Step for Investigation.

the task has been failed when called get_streaming_table_configuration_changes method. So task is faield before executing refresh_streaming_table method. Checked inside get_streaming_table_configuration_changes method, it failed when calling adapter.get_relation_config. Inside get_relation_cofnig, finally find the method get_from_relation which causing this issue.

Checklist

Confirm all streaming_tables test has been passed

dbt-databricks % /bin/bash -c '/Users/username/Desktop/workspace/dbt-databricks/.tox/integration-databricks-uc-sql-endpoint/bin/python -m pytest -v --profile databricks_uc_sql_endpoint -n 10 --dist loadscope tests/functional/adapter/streaming_tables/* ; ret=$?; [ $ret = 5 ] && exit 0 || exit $ret'

streaming_dbt_test_results

benc-db commented 5 days ago

Core issue is cert related, not idempotency. We should debug why the certificate is invalid, not removing an API call.

benc-db commented 5 days ago

Recommend filling a ticket with Databricks saying the error you're getting when trying to call this API: https://docs.databricks.com/api/workspace/pipelines/get

kdazzle commented 5 days ago

The cert issue is because your python installation isn't connected to your certificate store.

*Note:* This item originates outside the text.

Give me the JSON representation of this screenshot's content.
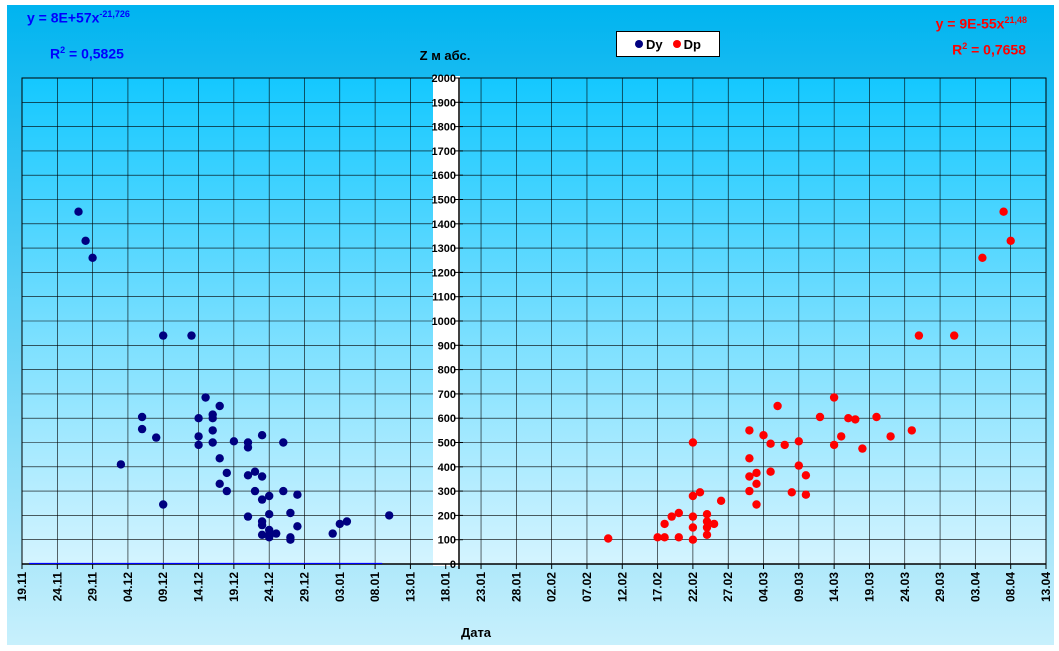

If you're on osx, running commands like this should help:

open /Applications/Python\ 3.11/Install\ Certificates.command
pip install --upgrade certifi
case-k-git commented 5 days ago

@benc-db @kdazzle Thank you for your review. I see so this my environment issue. I try the command to upgrade certifi but still have this issue.Let me check that. Thank you.

case-k-git commented 5 days ago

This is solve the issue in my case thank you!

pip install pip-system-certs

https://github.com/dbt-labs/dbt-core/issues/8554